Es importante destacar que queda eximido de responsabilidad el que obra en defensa de su persona o derechos, siempre que concurran las circunstancias siguientes: a).-Agresión Ilegítima. b).- Necesidad racional del medio empleado para impedirla o repelerla. c).- Falta de provocación suficiente por parte del que se defiende.

La ley también señala que queda eximido de esta responsabilidad criminal el que obra en defensa de la persona o derechos de su cónyuge, de su conviviente civil, de sus parientes consanguíneos en toda la línea recta y en la colateral hasta el cuarto grado, de sus afines en toda la línea recta y en la colateral hasta el segundo grado, de sus padres o hijos, siempre que haya habido una agresión Ilegítima y una necesidad racional del medio empleado para impedirla o repelerla, y la de que, en caso de haber precedido provocación de parte del acometido, no tuviere participación en ella el defensor.

También está eximido aquel que obra en defensa de la persona y derechos de un extraño, siempre que haya una agresión Ilegítima y una necesidad racional del medio empleado para impedirla o repelerla, no haber precedido provocación y la de que el defensor no sea impulsado por venganza, resentimiento u otro motivo ilegítimo.

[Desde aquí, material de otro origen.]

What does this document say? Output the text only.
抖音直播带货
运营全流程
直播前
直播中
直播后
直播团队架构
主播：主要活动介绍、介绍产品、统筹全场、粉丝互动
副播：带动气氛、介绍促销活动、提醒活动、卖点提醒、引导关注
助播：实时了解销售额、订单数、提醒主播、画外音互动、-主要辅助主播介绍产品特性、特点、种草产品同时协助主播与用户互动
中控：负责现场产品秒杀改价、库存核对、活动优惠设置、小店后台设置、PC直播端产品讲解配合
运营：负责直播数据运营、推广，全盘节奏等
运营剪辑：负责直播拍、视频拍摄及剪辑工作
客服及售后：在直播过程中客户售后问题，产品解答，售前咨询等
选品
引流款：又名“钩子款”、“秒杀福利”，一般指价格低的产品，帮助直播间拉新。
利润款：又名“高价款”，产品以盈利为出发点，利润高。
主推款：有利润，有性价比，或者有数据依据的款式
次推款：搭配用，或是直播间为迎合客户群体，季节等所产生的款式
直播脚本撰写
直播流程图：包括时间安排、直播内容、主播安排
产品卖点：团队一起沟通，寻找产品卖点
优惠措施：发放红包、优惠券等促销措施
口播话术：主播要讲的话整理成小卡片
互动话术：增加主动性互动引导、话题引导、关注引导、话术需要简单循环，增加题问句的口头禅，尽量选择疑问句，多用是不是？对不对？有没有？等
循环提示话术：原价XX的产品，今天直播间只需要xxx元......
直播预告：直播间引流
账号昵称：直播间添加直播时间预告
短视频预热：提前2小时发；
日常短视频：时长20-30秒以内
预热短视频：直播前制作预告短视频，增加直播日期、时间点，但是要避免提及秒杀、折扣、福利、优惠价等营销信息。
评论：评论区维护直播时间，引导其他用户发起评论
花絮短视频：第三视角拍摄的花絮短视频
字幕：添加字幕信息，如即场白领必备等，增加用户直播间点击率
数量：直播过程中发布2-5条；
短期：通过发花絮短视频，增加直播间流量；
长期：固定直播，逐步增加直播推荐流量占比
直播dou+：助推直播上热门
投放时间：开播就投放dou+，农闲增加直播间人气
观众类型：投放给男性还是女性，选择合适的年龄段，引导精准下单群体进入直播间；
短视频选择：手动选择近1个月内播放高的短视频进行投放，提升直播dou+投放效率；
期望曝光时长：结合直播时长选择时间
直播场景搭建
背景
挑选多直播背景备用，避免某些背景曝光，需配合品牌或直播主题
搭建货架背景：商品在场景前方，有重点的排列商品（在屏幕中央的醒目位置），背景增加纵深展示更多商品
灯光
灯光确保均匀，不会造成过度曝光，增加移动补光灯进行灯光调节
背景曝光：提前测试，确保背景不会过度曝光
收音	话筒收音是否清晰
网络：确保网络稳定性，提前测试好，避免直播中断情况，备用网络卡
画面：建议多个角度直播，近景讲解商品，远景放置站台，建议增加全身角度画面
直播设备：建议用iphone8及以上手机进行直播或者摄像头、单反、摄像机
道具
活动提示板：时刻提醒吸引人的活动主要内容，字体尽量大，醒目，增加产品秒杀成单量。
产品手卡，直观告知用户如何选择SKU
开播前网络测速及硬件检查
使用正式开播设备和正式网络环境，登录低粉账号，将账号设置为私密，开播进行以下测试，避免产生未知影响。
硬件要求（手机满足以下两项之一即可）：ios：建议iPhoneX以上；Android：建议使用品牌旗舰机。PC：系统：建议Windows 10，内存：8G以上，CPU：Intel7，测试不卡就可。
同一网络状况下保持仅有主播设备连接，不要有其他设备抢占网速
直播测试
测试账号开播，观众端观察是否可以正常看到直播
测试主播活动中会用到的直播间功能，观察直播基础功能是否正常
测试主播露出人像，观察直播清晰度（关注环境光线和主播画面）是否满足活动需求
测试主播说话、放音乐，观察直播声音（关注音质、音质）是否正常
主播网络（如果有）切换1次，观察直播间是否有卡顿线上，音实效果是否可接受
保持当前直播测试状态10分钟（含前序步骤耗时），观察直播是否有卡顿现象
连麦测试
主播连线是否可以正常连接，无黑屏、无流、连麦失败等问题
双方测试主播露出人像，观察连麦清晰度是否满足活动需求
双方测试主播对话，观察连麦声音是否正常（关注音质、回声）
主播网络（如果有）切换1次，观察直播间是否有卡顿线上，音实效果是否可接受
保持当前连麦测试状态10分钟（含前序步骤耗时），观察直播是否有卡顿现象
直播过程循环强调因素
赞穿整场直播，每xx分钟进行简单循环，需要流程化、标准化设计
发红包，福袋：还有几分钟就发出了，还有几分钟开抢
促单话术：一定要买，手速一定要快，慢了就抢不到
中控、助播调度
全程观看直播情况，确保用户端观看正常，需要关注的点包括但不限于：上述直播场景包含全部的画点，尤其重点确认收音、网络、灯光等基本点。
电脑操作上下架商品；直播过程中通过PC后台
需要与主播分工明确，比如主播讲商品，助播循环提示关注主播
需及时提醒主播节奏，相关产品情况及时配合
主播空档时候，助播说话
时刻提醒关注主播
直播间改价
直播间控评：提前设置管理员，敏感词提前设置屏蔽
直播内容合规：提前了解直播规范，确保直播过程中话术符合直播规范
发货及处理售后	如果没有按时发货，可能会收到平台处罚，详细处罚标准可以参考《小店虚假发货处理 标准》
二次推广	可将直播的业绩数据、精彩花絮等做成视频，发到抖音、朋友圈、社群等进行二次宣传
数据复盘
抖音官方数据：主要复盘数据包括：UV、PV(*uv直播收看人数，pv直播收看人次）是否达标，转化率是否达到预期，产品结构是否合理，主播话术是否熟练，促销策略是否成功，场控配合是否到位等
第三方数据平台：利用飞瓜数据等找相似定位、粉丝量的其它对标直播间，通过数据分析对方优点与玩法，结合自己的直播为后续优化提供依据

Se presumirá legalmente que concurren estas circunstancias, cualquiera que sea el daño que se ocasione al agresor, respecto de aquel que rechaza el escalamiento, entendiéndose que lo hay cuando se entra por vía no destinada al efecto, por forado o con rompimiento de pared o techos, o fractura de puertas o ventanas, en una casa, departamento u oficina habitados, o en sus dependencias o, si es de noche, en un local comercial o industrial; y del que impida o trate de impedir la consumación de determinados delitos que señala la ley.

Por otra parte también se exime de responsabilidad criminal el que para evitar un mal ejecuta un hecho, que produzca daño en la propiedad ajena, siempre que concurran las circunstancias siguientes: 1°.-Realidad o peligro inminente del mal que se trata de evitar. 2°.-Que sea mayor que el causado para evitarlo. 3°.-Que no haya otro medio practicable y menos perjudicial para impedirlo.

Finalmente se configura una eximente de responsabilidad respecto del que obra para evitar un mal grave para su persona o derecho o los de un tercero, siempre que concurran las circunstancias siguientes: a). Actualidad o inminencia del mal que se trata de evitar. b). Que no exista otro medio practicable y menos perjudicial para evitarlo. c). Que el mal causado no sea sustancialmente superior al que se evita. d). Que el sacrificio del bien amenazado por el mal no pueda ser razonablemente exigido al que lo aparta de sí o, en su caso, a aquel de quien se lo aparta siempre que ello estuviese o pudiese estar en conocimiento del que actúa.